Now had counsel said nothing ( which I think is the proper thing to do) the judge would have had to be a moron not to understand that counsel believed his client to be lying. Something the Ct of Appeals acknowledges. Forecasting the play however, (telling the fact finder outright what is going on, or drawing undue attention to it) seems really wrong. Maybe because I actually represent clients and the Court of Appeals does not. Nope they decided that the lawyer's actions were OK!! By a vote of 7-0! (Where is Judge Titone when you really need him.)

Clearly I am not Court of Appeals material (I know that was never in question!) but I am sorry, this just goes too far. It is like the Pacino character in "And Justice For All". This was a murder trial for God's sake. Shouldn't this case have been overruled just because the Attorney client privilege was completely destroyed before the start of the hearing. I mean this guy got 25-life! Shouldn't he even have been entitled to the sham of a procedure where his lawyer pretended to be on his side??

If nothing else, it would have been nice if the Court of Appeals had sustained the case on a harmless error analysis only. They could have said "Even though counsel's actions were wrong here and he should learn to do his job and shut the Hell up, the judge would have to be a moron to have not understood the nature of the ethical conflict counsel had and would have guessed it any way so no harm no foul" (told you I am not destined for the high court.) Instead the court points out that had counsel not told the court of the problem, it would not have allowed the narrative form of testimony. Ridiculous. Given the prior application, once the defendant was called, even had their been an objection it should have been overruled as it would be clear to the court ( and everybody else too) just what counsel was up to.

The problem here is not the perjury. I have no problem with the attorney's decision to question in the narrative if he was absolutely positive the client was about to mislead the court. My problem is that now there can be no lawyer/client relationship. The Client has to feel like his attorney has abandoned his ship. The Court of Appeals by ruling the way it did, now requires counsel to go right up to the precipice of the attorney client privilege and that will have dire effects on the relationship.
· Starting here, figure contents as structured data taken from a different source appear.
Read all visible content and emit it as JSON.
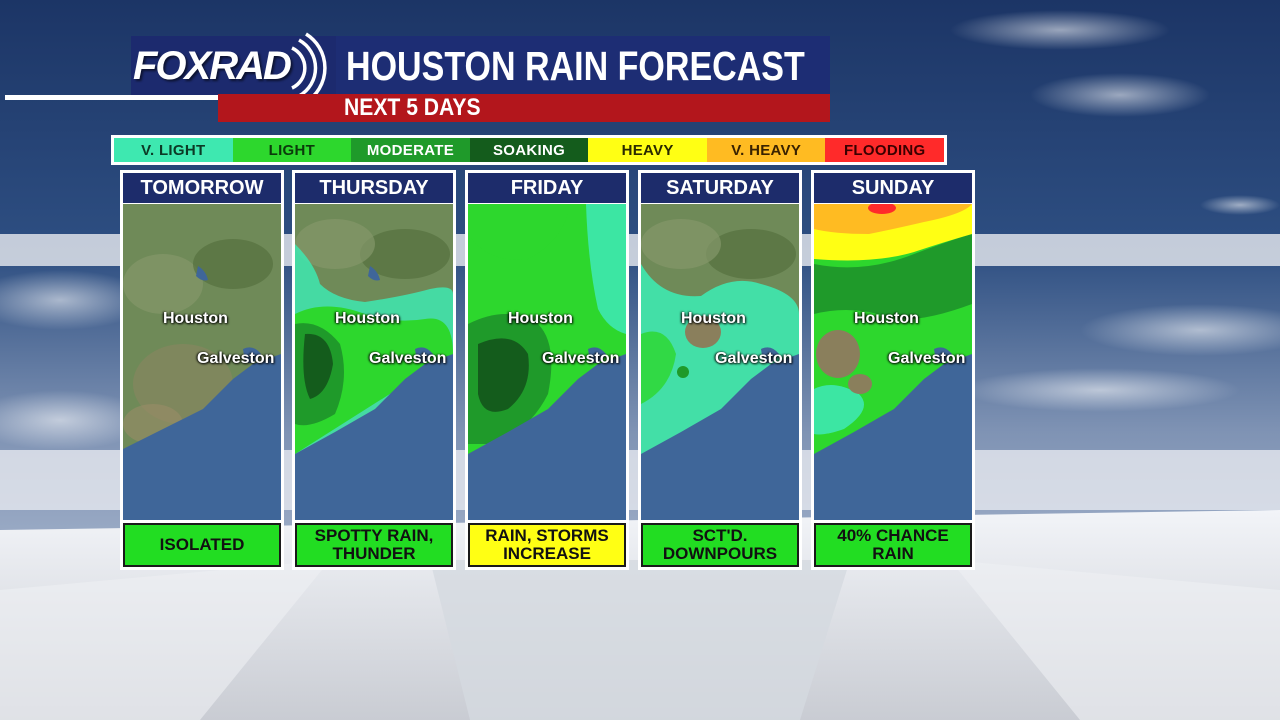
{
  "header": {
    "logo_text": "FOXRAD",
    "title": "HOUSTON RAIN FORECAST",
    "subtitle": "NEXT 5 DAYS"
  },
  "legend": [
    {
      "label": "V. LIGHT",
      "color": "#3ee8b0",
      "text_color": "#0c3a26"
    },
    {
      "label": "LIGHT",
      "color": "#2dd72d",
      "text_color": "#0b3a0b"
    },
    {
      "label": "MODERATE",
      "color": "#1f9a2a",
      "text_color": "#ffffff"
    },
    {
      "label": "SOAKING",
      "color": "#145c1c",
      "text_color": "#ffffff"
    },
    {
      "label": "HEAVY",
      "color": "#ffff14",
      "text_color": "#2a2a00"
    },
    {
      "label": "V. HEAVY",
      "color": "#ffbb22",
      "text_color": "#3a2200"
    },
    {
      "label": "FLOODING",
      "color": "#ff2a2a",
      "text_color": "#3a0000"
    }
  ],
  "cities": {
    "houston": "Houston",
    "galveston": "Galveston"
  },
  "days": [
    {
      "day": "TOMORROW",
      "condition": "ISOLATED",
      "condition_color": "#22dd22"
    },
    {
      "day": "THURSDAY",
      "condition": "SPOTTY RAIN,\nTHUNDER",
      "condition_color": "#22dd22"
    },
    {
      "day": "FRIDAY",
      "condition": "RAIN, STORMS\nINCREASE",
      "condition_color": "#ffff14"
    },
    {
      "day": "SATURDAY",
      "condition": "SCT'D.\nDOWNPOURS",
      "condition_color": "#22dd22"
    },
    {
      "day": "SUNDAY",
      "condition": "40% CHANCE\nRAIN",
      "condition_color": "#22dd22"
    }
  ],
  "colors": {
    "land": "#6f8a58",
    "land_dark": "#4f6b3e",
    "water": "#3f6699",
    "v_light": "#3ee8b0",
    "light": "#2dd72d",
    "moderate": "#1f9a2a",
    "soaking": "#145c1c",
    "heavy": "#ffff14",
    "v_heavy": "#ffbb22",
    "flooding": "#ff2a2a"
  },
  "icons": [
    "fox-rad-logo-waves-icon"
  ]
}
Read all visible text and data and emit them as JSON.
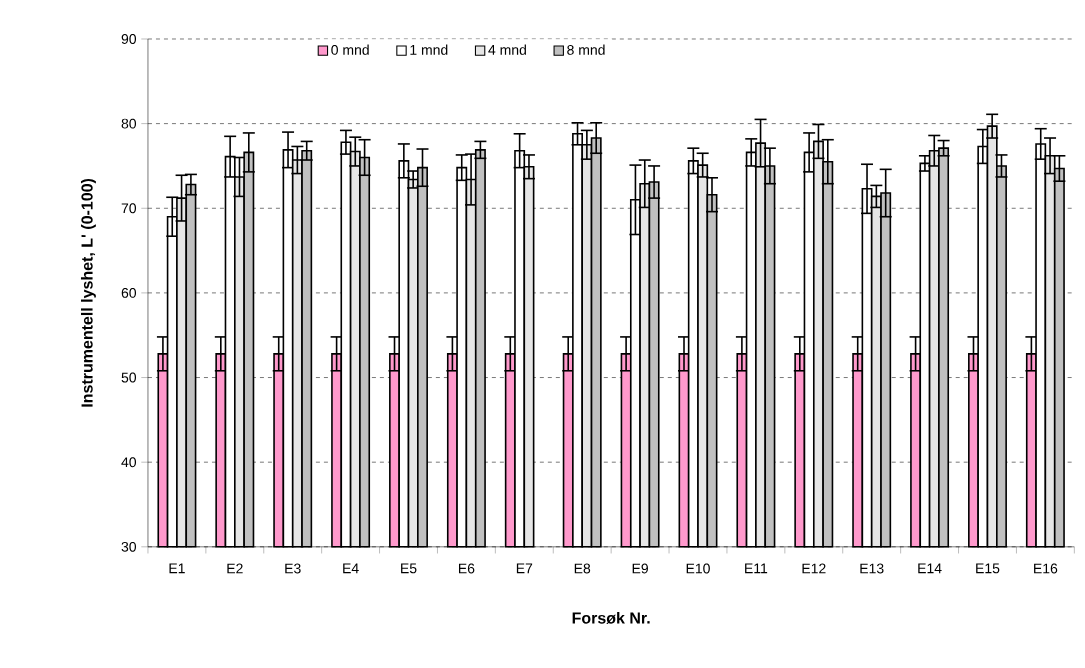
{
  "chart_data": {
    "type": "bar",
    "xlabel": "Forsøk Nr.",
    "ylabel": "Instrumentell lyshet, L' (0-100)",
    "categories": [
      "E1",
      "E2",
      "E3",
      "E4",
      "E5",
      "E6",
      "E7",
      "E8",
      "E9",
      "E10",
      "E11",
      "E12",
      "E13",
      "E14",
      "E15",
      "E16"
    ],
    "ylim": [
      30,
      90
    ],
    "yticks": [
      30,
      40,
      50,
      60,
      70,
      80,
      90
    ],
    "grid": "y",
    "legend": "top",
    "series": [
      {
        "name": "0 mnd",
        "color": "#ff99cc",
        "values": [
          52.8,
          52.8,
          52.8,
          52.8,
          52.8,
          52.8,
          52.8,
          52.8,
          52.8,
          52.8,
          52.8,
          52.8,
          52.8,
          52.8,
          52.8,
          52.8
        ],
        "errors": [
          2.0,
          2.0,
          2.0,
          2.0,
          2.0,
          2.0,
          2.0,
          2.0,
          2.0,
          2.0,
          2.0,
          2.0,
          2.0,
          2.0,
          2.0,
          2.0
        ]
      },
      {
        "name": "1 mnd",
        "color": "#ffffff",
        "values": [
          69.0,
          76.1,
          76.9,
          77.8,
          75.6,
          74.8,
          76.8,
          78.8,
          71.0,
          75.6,
          76.6,
          76.6,
          72.3,
          75.3,
          77.3,
          77.6
        ],
        "errors": [
          2.3,
          2.4,
          2.1,
          1.4,
          2.0,
          1.5,
          2.0,
          1.3,
          4.1,
          1.5,
          1.6,
          2.3,
          2.9,
          0.9,
          2.0,
          1.8
        ]
      },
      {
        "name": "4 mnd",
        "color": "#e6e6e6",
        "values": [
          71.2,
          73.7,
          75.7,
          76.7,
          73.4,
          73.4,
          74.9,
          77.5,
          72.9,
          75.1,
          77.7,
          77.9,
          71.4,
          76.8,
          79.7,
          76.2
        ],
        "errors": [
          2.7,
          2.3,
          1.6,
          1.7,
          1.0,
          3.0,
          1.4,
          1.7,
          2.8,
          1.4,
          2.8,
          2.0,
          1.3,
          1.8,
          1.4,
          2.1
        ]
      },
      {
        "name": "8 mnd",
        "color": "#c0c0c0",
        "values": [
          72.8,
          76.6,
          76.8,
          76.0,
          74.8,
          76.9,
          null,
          78.3,
          73.1,
          71.6,
          75.0,
          75.5,
          71.8,
          77.1,
          75.0,
          74.7
        ],
        "errors": [
          1.2,
          2.3,
          1.1,
          2.1,
          2.2,
          1.0,
          null,
          1.8,
          1.9,
          2.0,
          2.1,
          2.6,
          2.8,
          0.9,
          1.3,
          1.5
        ]
      }
    ]
  }
}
Look, it is one thing for me to tell a client you shouldn't lie I will not help you to lie and if you insist I have to ask to be removed from the case and I cannot use your testimony on summation. It leaves the door open for me to give other advice and I can still represent the fellow if I have to. Chances are he will still want my advice and maybe even respect me as a straight shooter. But by forecasting a subtle change of sides appears to be going on. It reminds the client that no one but himself has his best interest in mind. That even his own advocate owes his first duty to the court, a branch of the government.

I think the ruling was unnecessary and decided on a question the court did not have to reach thus I dissent ( as if anyone really cares.)